Singer Elana Brody To Help Mark 5 Years Of TC Jewish Renewal Community

Despite formally being part of the national, organized, Jewish Renewal community for five years, the roots of the Twin Cities Jewish Renewal Community go back well before that – and are at synagogues across the area.

“You will find Jewish renewal people at the conservative and reform synagogues,” said Terry Gips, one of the leaders of the TCJRC. ”So when we have a gathering like this, all of them come back because they love Jewish renewal.”

The “this” Gips referred to is the 5th anniversary Shabbaton May 2-4, featuring Kohenet Elana Brody. There will be an interactive concert in partnership with the Minnesota JCC – Sabes Center Minneapolis on May 2, an erev Shabbat service on May 3 at Temple Israel, and a Shabbat service and healing-through-song-experience on May 4.


The founder of the Jewish Renewal movement is Rabbi Zalman Schachter-Shalomi, who had been a Lubavitch-trained rabbi before separating from the Chabad movement in the early 1960s, reportedly after his exposure to Eastern religion, medieval Christian mysticism, and LSD – experiences that helped drive some of what would become part of Jewish Renewal practice. Schacther-Shalomi was one of the founders of ALEPH: Alliance for Jewish Renewal, which has an ordination program to train clergy.

“Reb Zalman created it because everybody should feel great about Judaism and have a spiritual experience as part of that,” Gips said. “We don’t just want bar mitzvah or bat mitzvah factories, we want people that find meaning, that it touches all aspects of your life. And I think that’s why so many people are really drawn to renewal because it is not doctrinaire. It’s very open to experimentation. We have lots of great traditional liturgy and stuff, but we also are always open to new forms of prayer and connection.”

Brody is a student in the ALEPH ordination program. Sherry Stern, one of the local organizers, first heard her perform at an ALEPH event last summer.

“Her voice is like amazing; to me, it’s like an angel,” Stern said. “The spirituality she brings be, who she is, and how she performs is what is what caught my attention. We are excited to bring her here.”

Brody first connected with Schachter-Shalomi indirectly; she was in a band at her time in Boulder, Col., at Naropa University. She later learned that the rabbi held the World Wisdom Chair at the Buddhist-inspired school, which describes itself ecumenical and nonsectarian, promoting non-traditional activities like meditation to supplement traditional learning approaches.

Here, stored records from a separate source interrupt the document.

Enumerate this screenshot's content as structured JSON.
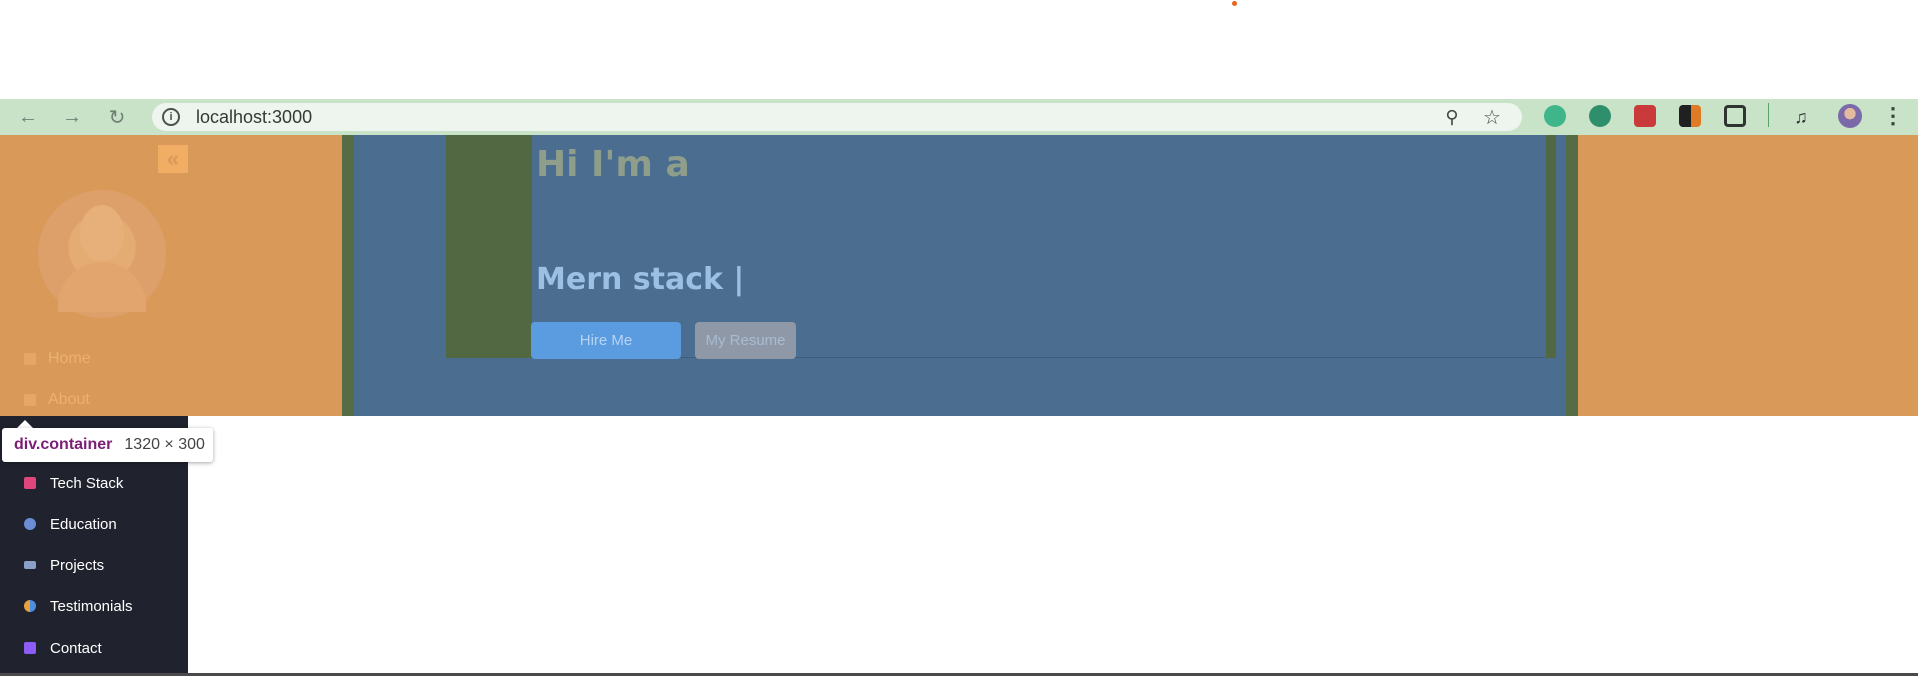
{
  "browser": {
    "url": "localhost:3000",
    "icons": [
      "back-arrow-icon",
      "forward-arrow-icon",
      "reload-icon",
      "site-info-icon",
      "zoom-icon",
      "bookmark-star-icon",
      "extensions-icon",
      "menu-kebab-icon"
    ]
  },
  "sidebar": {
    "collapse_icon": "«",
    "tinted_items": [
      {
        "label": "Home",
        "icon": "home-icon"
      },
      {
        "label": "About",
        "icon": "about-icon"
      }
    ],
    "items": [
      {
        "label": "Tech Stack",
        "icon": "hourglass-icon",
        "color": "#e0457b"
      },
      {
        "label": "Education",
        "icon": "graduate-icon",
        "color": "#6b8dd6"
      },
      {
        "label": "Projects",
        "icon": "projects-icon",
        "color": "#8ba0c9"
      },
      {
        "label": "Testimonials",
        "icon": "testimonials-icon",
        "color": "#e6a23c"
      },
      {
        "label": "Contact",
        "icon": "contact-icon",
        "color": "#8b5cf6"
      }
    ]
  },
  "hero": {
    "greeting": "Hi I'm a",
    "role": "Mern stack |",
    "hire_label": "Hire Me",
    "resume_label": "My Resume"
  },
  "devtools_tooltip": {
    "selector": "div.container",
    "dimensions": "1320 × 300"
  },
  "colors": {
    "margin_tint": "#d99a59",
    "padding_tint": "#566c44",
    "content_tint": "#4a6d90",
    "sidebar_bg": "#20232e"
  }
}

Brody, who grew up in the least populated county east of the Mississippi River in rural western Virginia with “hippie, back-to-the-lander parents,” didn’t grow up Jewishly connected, but had moments of spirituality that pointed her in this direction.

“I started having more experiences where I just felt deeply connected,” Brody said. “I got these messages and signs that in order for me to be useful in the world, to be a healer, to be helpful with my musical gift it would actually have to be in tribe. And in order for me to do that I would actually have to learn what observant Judaism is, and what observant Jews do with their lives. I didn’t know anything.”

Brody is now in the Davening Leadership Training Institute part of the ordination process. She sees herself as someone who likes to merge song with tradition.

“I rest a lot of weight on how powerful and transformative singing in a group is,” she said. “But I also I also really love leaning into the tradition and how it how it was organized to hold a certain kind of structure of how prayer can really work. I don’t just lead songs, [but] it’s more like, we’re going on a we’re going on a little bit of a traditional Jewish journey, but with non-traditional and new songs.”

Brody said that as a singer-songerwriter, she has a myriad of influences, including Joni Mitchell Carole King, and Paul Simon.

“I intend to create a space that people leave feeling really nourished and uplifted,” she said. “I think the concert will also feel like a prayer space.”